ERCB Oops: Alberta Government Response to Tar Sands Pipeline Safety Report Riddled with Errors

Tar Sands Apologists Admit Not Reading Report Before Slamming It; Second Swing Also Misses Truth

WASHINGTON

Controversy surrounding Tar Sands Pipeline Safety Risks, the report released Wednesday by Natural Resources Defense Council, Pipeline Safety Trust, National Wildlife Federation, and Sierra Club, has underscored the need for more transparency from Canada's tar sands industries. The report highlights safety and public health issues associated with DilBit (diluted bitumen)-- a significantly more acidic and corrosive petroleum derived from tar sands oil -- being delivered with increasing frequency through underequipped American pipelines. The Alberta Government's Energy Resources Conservation Board (ERCB) reacted quickly and inaccurately in a press release questioning many of the report's conclusions.

However, Alberta's ERCB was forced to put out a second release conceding that they had not actually read the new pipeline report before attempting to debunk it. In both responses, the ERCB's claims remain disingenuous at best and require further response.

"While critics have claimed our report made apples to oranges comparisons--the arguments they used might be better equated to swiss cheese: soft and full of holes," said Susan Casey-Lefkowitz, director of the Natural Resources Defense Council International Program and a report co-author. "In order to paint a prettier picture, both statements by ERCB intentionally pointed in the direction of data that did not cover the impacts of diluted bitumen. Instead of taking our research head on, the industry provided yet another example of wanton attempts to use jargon and technicalities to greenwash an exceptionally damaging product."

The following are answers to the main inaccuracies in the Alberta Government response to the pipeline safety report.

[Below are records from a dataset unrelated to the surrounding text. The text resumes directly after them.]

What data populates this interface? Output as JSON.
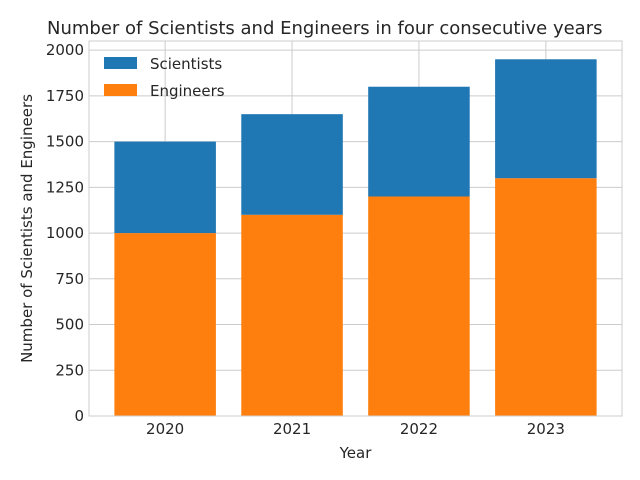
{
  "chart_data": {
    "type": "bar",
    "stacked": true,
    "title": "Number of Scientists and Engineers in four consecutive years",
    "xlabel": "Year",
    "ylabel": "Number of Scientists and Engineers",
    "categories": [
      "2020",
      "2021",
      "2022",
      "2023"
    ],
    "series": [
      {
        "name": "Engineers",
        "values": [
          1000,
          1100,
          1200,
          1300
        ],
        "color": "#ff7f0e"
      },
      {
        "name": "Scientists",
        "values": [
          500,
          550,
          600,
          650
        ],
        "color": "#1f77b4"
      }
    ],
    "ylim": [
      0,
      2050
    ],
    "yticks": [
      0,
      250,
      500,
      750,
      1000,
      1250,
      1500,
      1750,
      2000
    ],
    "grid": true,
    "legend": {
      "position": "top-left",
      "entries": [
        "Scientists",
        "Engineers"
      ]
    }
  }
}
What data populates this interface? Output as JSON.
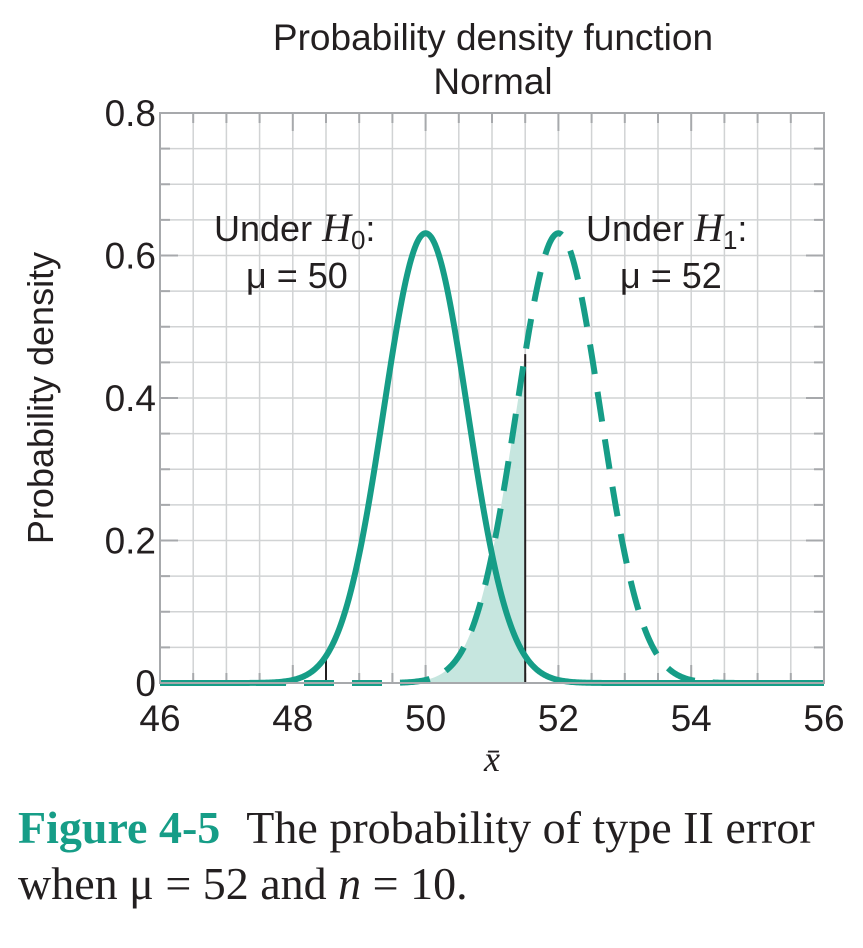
{
  "chart_data": {
    "type": "line",
    "title": "Probability density function",
    "subtitle": "Normal",
    "xlabel": "x̄",
    "ylabel": "Probability density",
    "xlim": [
      46,
      56
    ],
    "ylim": [
      0,
      0.8
    ],
    "x_ticks": [
      "46",
      "48",
      "50",
      "52",
      "54",
      "56"
    ],
    "y_ticks": [
      "0",
      "0.2",
      "0.4",
      "0.6",
      "0.8"
    ],
    "grid": true,
    "distributions": [
      {
        "name": "Under H0",
        "type": "normal",
        "mean": 50,
        "sd": 0.632,
        "style": "solid"
      },
      {
        "name": "Under H1",
        "type": "normal",
        "mean": 52,
        "sd": 0.632,
        "style": "dashed"
      }
    ],
    "critical_values": [
      48.5,
      51.5
    ],
    "shaded_region": {
      "under": "H1",
      "from": 48.5,
      "to": 51.5,
      "meaning": "beta"
    },
    "color": "#169d87",
    "annotations": [
      {
        "line1": "Under ",
        "sym": "H",
        "sub": "0",
        "suffix": ":",
        "line2": "μ = 50"
      },
      {
        "line1": "Under ",
        "sym": "H",
        "sub": "1",
        "suffix": ":",
        "line2": "μ = 52"
      }
    ]
  },
  "caption": {
    "label": "Figure 4-5",
    "text_part1": "The probability of type II error when ",
    "mu": "μ",
    "text_part2": " = 52 and ",
    "n": "n",
    "text_part3": " = 10."
  }
}
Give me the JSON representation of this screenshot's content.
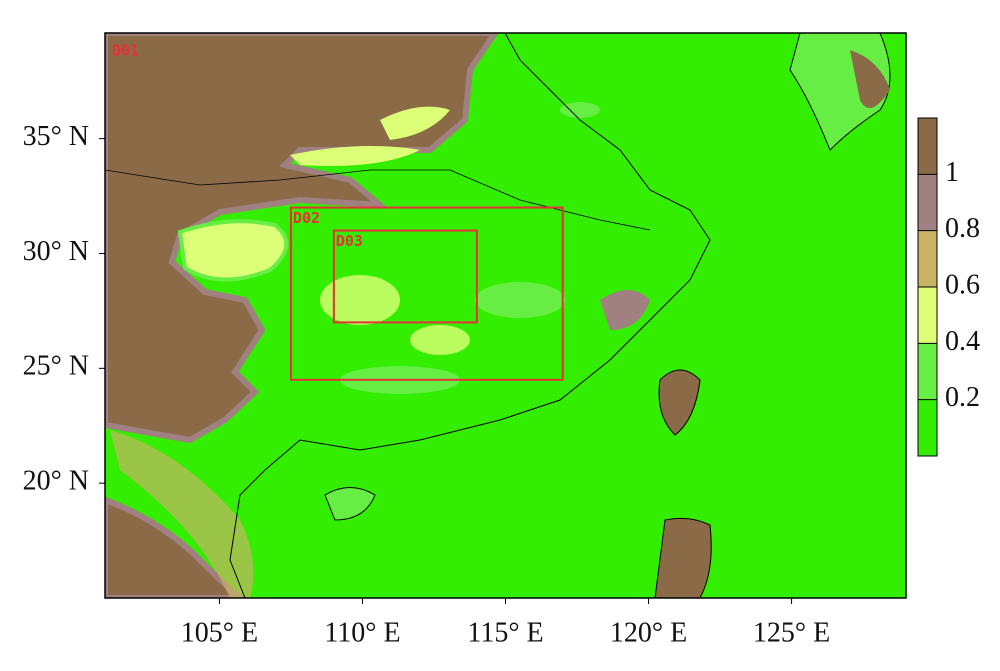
{
  "map": {
    "xlim": [
      101,
      129
    ],
    "ylim": [
      15,
      39.6
    ],
    "xticks": [
      {
        "value": 105,
        "label": "105° E"
      },
      {
        "value": 110,
        "label": "110° E"
      },
      {
        "value": 115,
        "label": "115° E"
      },
      {
        "value": 120,
        "label": "120° E"
      },
      {
        "value": 125,
        "label": "125° E"
      }
    ],
    "yticks": [
      {
        "value": 20,
        "label": "20° N"
      },
      {
        "value": 25,
        "label": "25° N"
      },
      {
        "value": 30,
        "label": "30° N"
      },
      {
        "value": 35,
        "label": "35° N"
      }
    ],
    "colorbar": {
      "clim": [
        0,
        1.2
      ],
      "ticks": [
        0.2,
        0.4,
        0.6,
        0.8,
        1
      ],
      "colors": [
        "#33ee00",
        "#66ee44",
        "#ddff77",
        "#c8b464",
        "#a08080",
        "#8b6a48"
      ]
    },
    "domains": [
      {
        "label": "D01"
      },
      {
        "label": "D02",
        "lon": [
          107.5,
          117
        ],
        "lat": [
          24.5,
          32
        ]
      },
      {
        "label": "D03",
        "lon": [
          109,
          114
        ],
        "lat": [
          27,
          31
        ]
      }
    ]
  }
}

"The ERCB is trying to hide the ball when it comes to diluted bitumen's impact on pipelines," said Casey-Lefkowitz. "This is not a game that they should be playing with questions so critical to the health of our communities and special places."

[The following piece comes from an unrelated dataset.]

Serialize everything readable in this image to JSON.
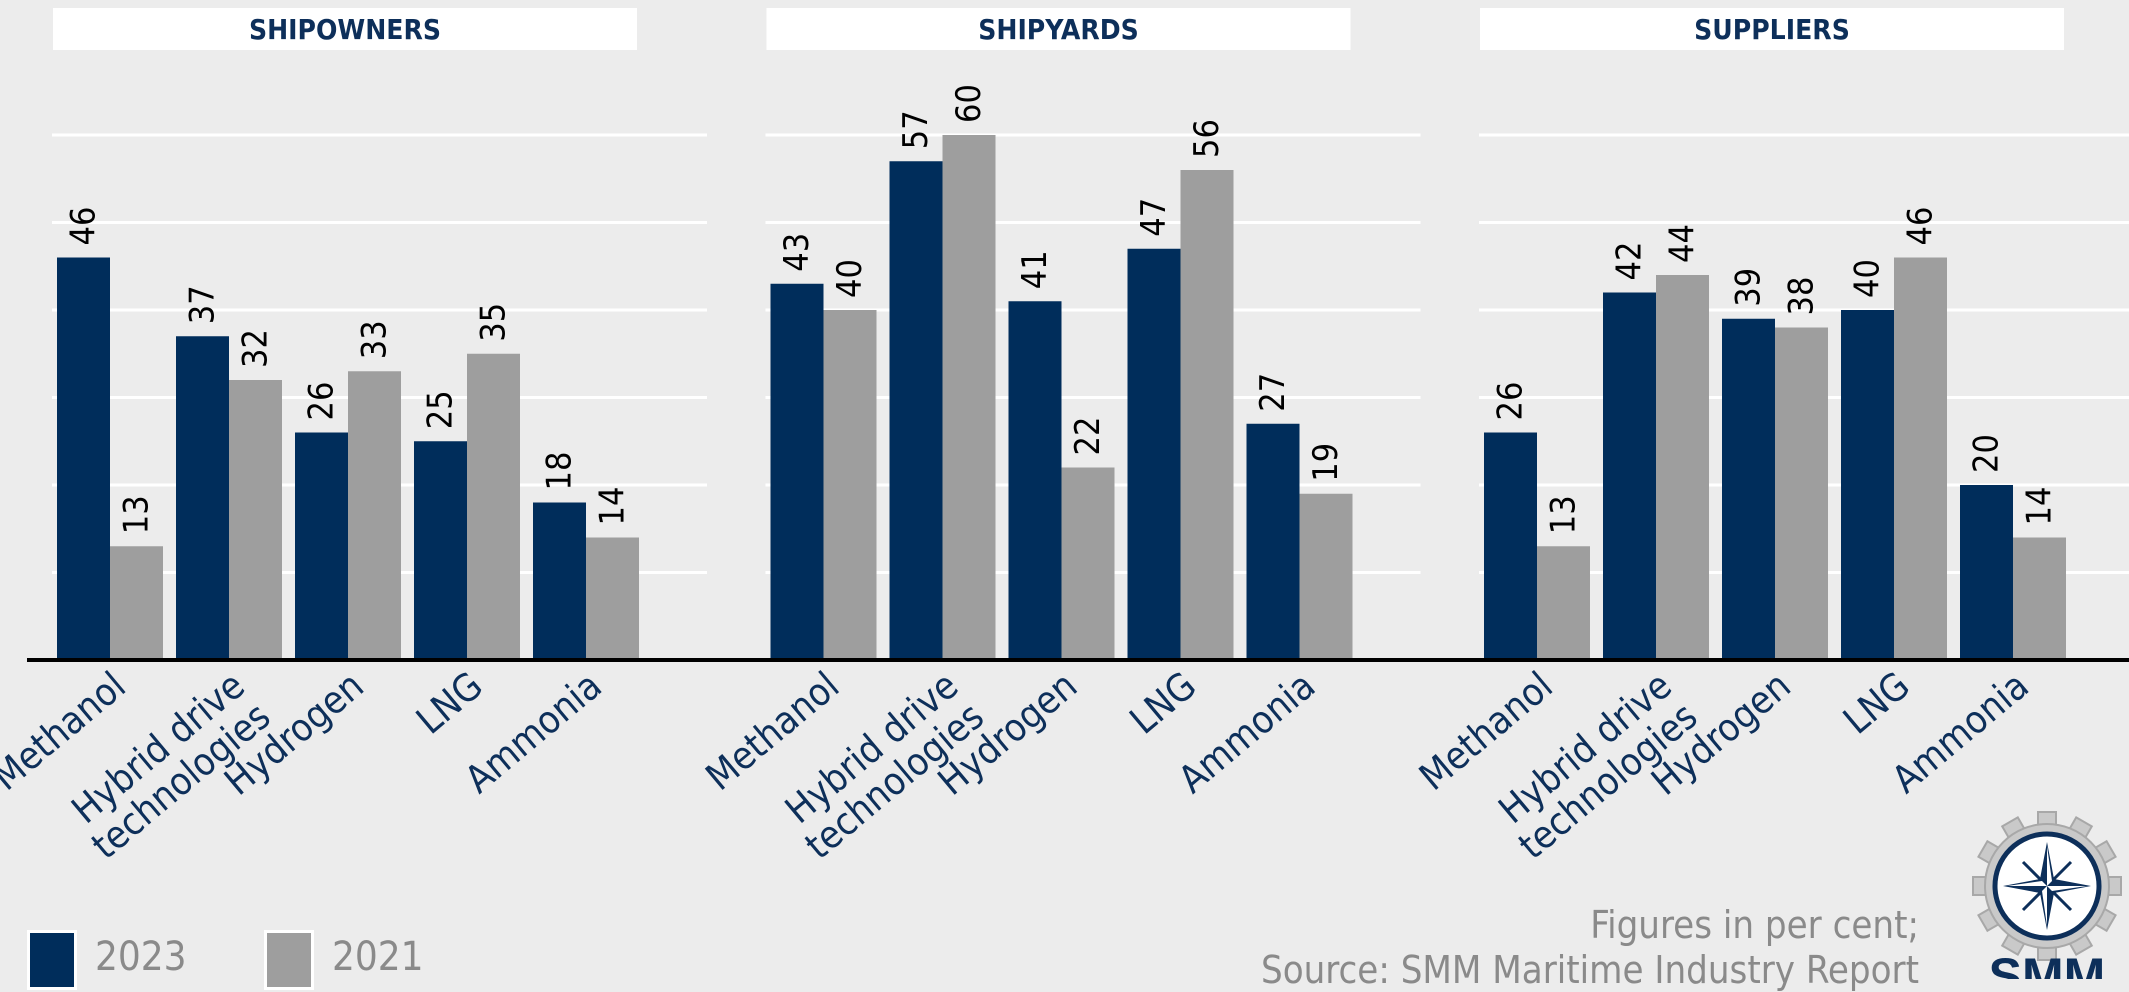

Diluted Bitumen Spill Rates as a Warning

Regulators have a responsibility to track potentially threatening occurrences. ERCB's response is confirmation that they are not tracking diluted bitumen and do not accurately track the number of spills. NRDC contacted ERCB to find out this information and were directed to the firm that collects the pipeline spill data for Alberta. The report uses the most credible data looking at a comparison of hazardous liquid pipelines as an indicator that diluted bitumen may cause pipeline failures due to internal corrosion. ERCB's rebuttal is crafted to take out the pipelines most likely to carry diluted bitumen and to use a time period in which there was little diluted bitumen flowing through the larger pipelines. This lack of clarity is problematic. As far as we can tell, the ERCB does not know what its diluted bitumen spill rate is because they do not track oil spills based on product. The calculations in the NRDC report should encourage the ERCB to begin to track by product, as it should encourage the United States to track and regulate by product.

Corrosivity

The ERCB incredibly makes the claim that diluted bitumen is not corrosive and that it does not contain sulfur. It is difficult to understand how the ERCB can make this claim given the chemical composition of diluted bitumen. The ERCB seems to say that once bitumen is mixed with the diluent natural gas liquid condensate it changes characteristics. They also claim that all sulfur is removed prior to transportation as diluted bitumen. These claims are false. Corrosivity of diluted bitumen is based on several of its characteristics:

  • Diluted bitumen also has high concentrations of chloride salts which can lead to chloride stress corrosion in high pressure pipelines according to a report by Baker Hughes petroleum consulting firm.
  • Diluted bitumen contains 15 - 20 times higher acid concentrations than conventional crude. We know this because the Canadian Association of Petroleum Producers provides this information in its technical documents about diluted bitumen.
  • Refiners have also found diluted bitumen to contain higher quantities of abrasive quartz sand particles and aluminosilicates according to the National Petrochemicals and Refiners Association.
  • Higher temperatures, such as those found in the higher pressure diluted bitumen pipelines, increase the speed at which acids and other chemicals corrode the pipeline - an accepted industry rule of thumb is that the rate of corrosion doubles with every twenty degree Fahrenheit increase in temperature.
  • Sulfur also contributes to corrosivity through a process call sulfide stress corrosion cracking. ERCB may claim that sulfur is removed before diluted bitumen comes into U.S. pipelines, but U.S. refiners say differently. The diluted bitumen that US refiners are getting has five to ten times more sulfur than benchmark crude. For example, a significant portion of the $3.4 billion "modernization" program underway at BP's Whiting Refinery in Indiana is devoted to sulfur-specific equipment (a new gas oil hydro-treater and an expansion of the sulfur recovery complex).